Minnesota’s Medicaid Housing Stabilization Services program is at the center of another scam. The program launched in 2020 with a $2.6 million price tag. Costs quickly spiraled out of control, and 77 housing-stabilization providers received $104 million in 2024. During the first six months of 2025, payouts totaled $61 million, City Journal reported.
Minnesota’s Department of Human Services terminated the HSS program this year due to “credible allegations of fraud.”
The most recent indictment filed in Minnesota by U.S. Attorney Joseph Thompson is another scheme involving federally funded autism services for children.

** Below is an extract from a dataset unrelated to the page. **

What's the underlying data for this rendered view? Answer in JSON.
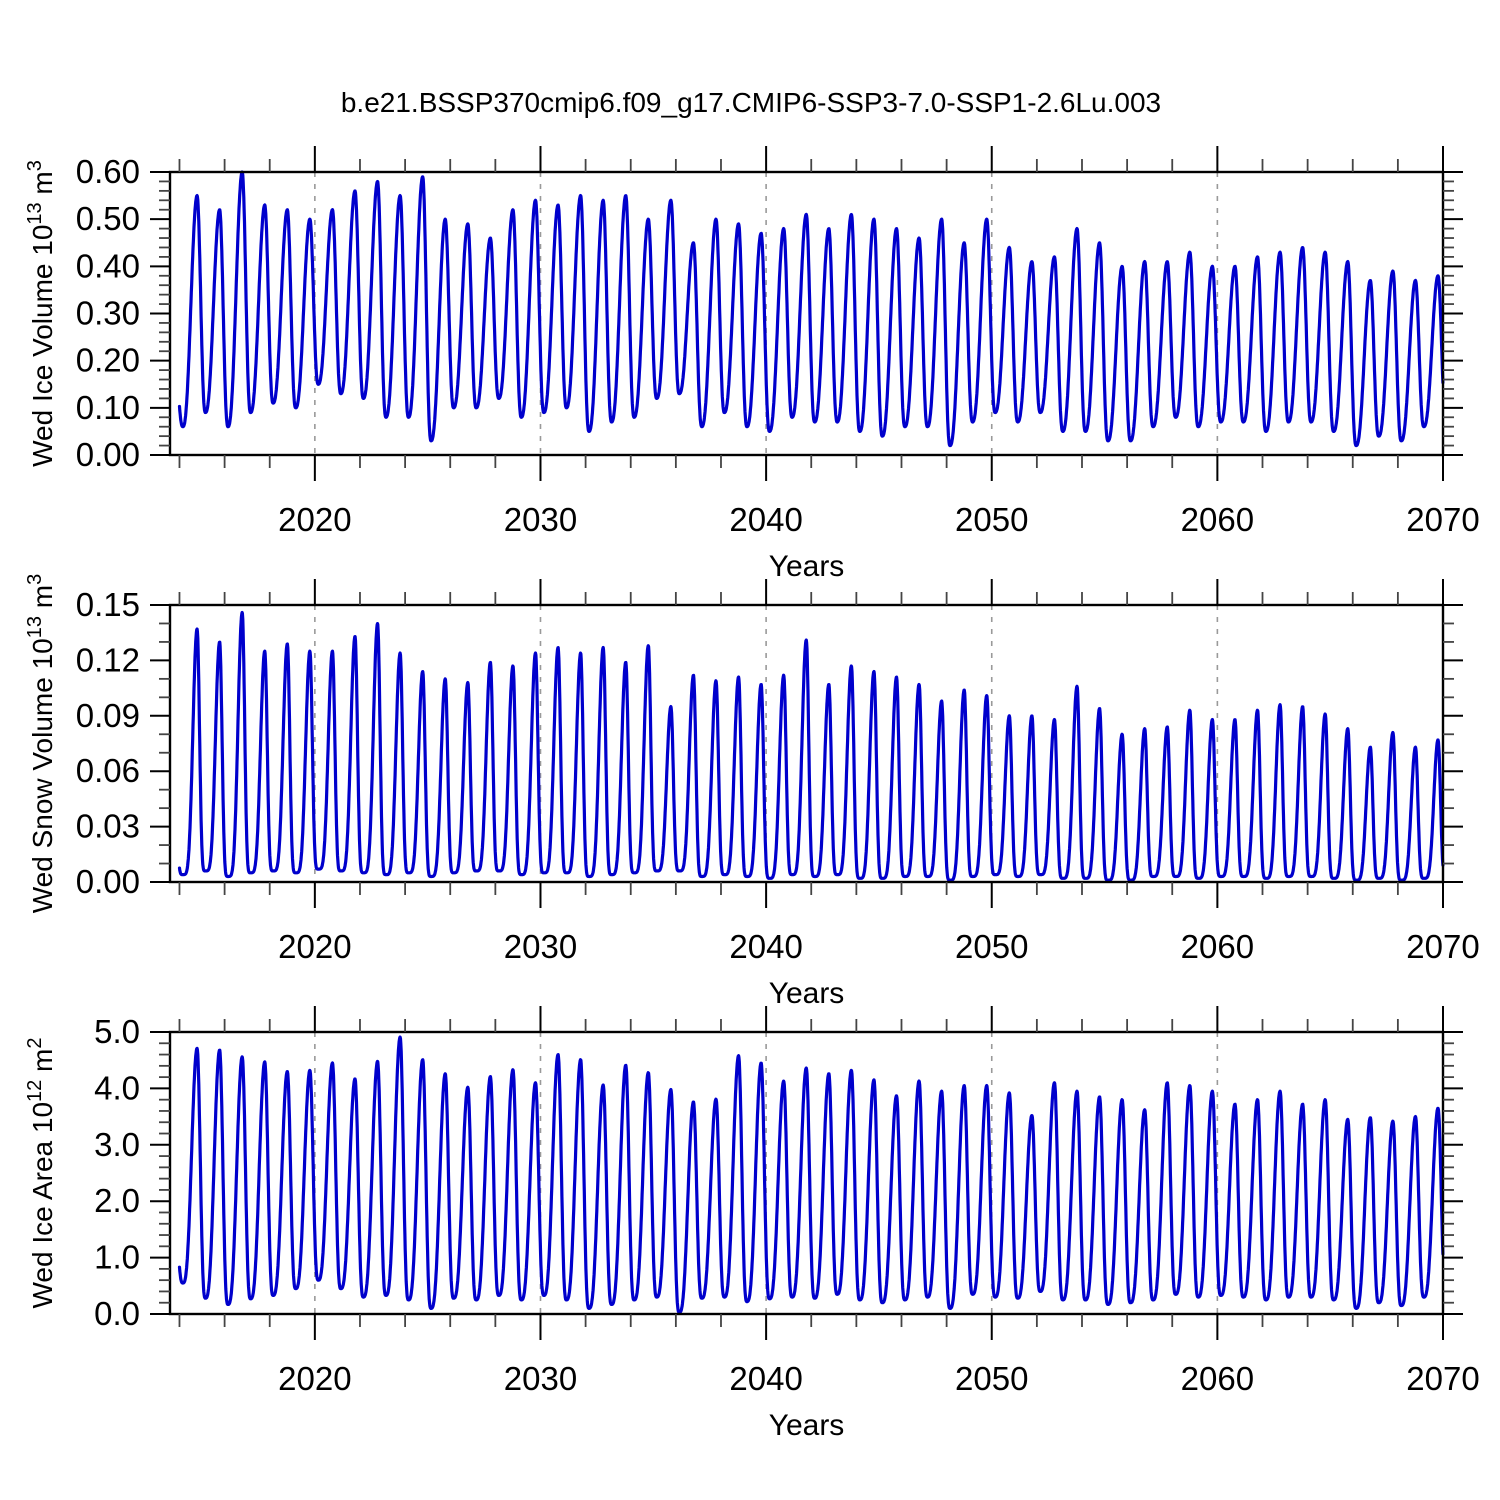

Asha Farhan Hassan, who was also charged in the Feeding Our Future scam, is alleged to have played a role in a $14 million fraud scheme perpetrated against Minnesota’s Early Intensive Developmental and Behavioral Intervention program.
Hassan, a member of Minnesota’s Somali community, and her co-conspirators “approached parents in the Somali community” and recruited their children into autism therapy services even if they didn’t need them.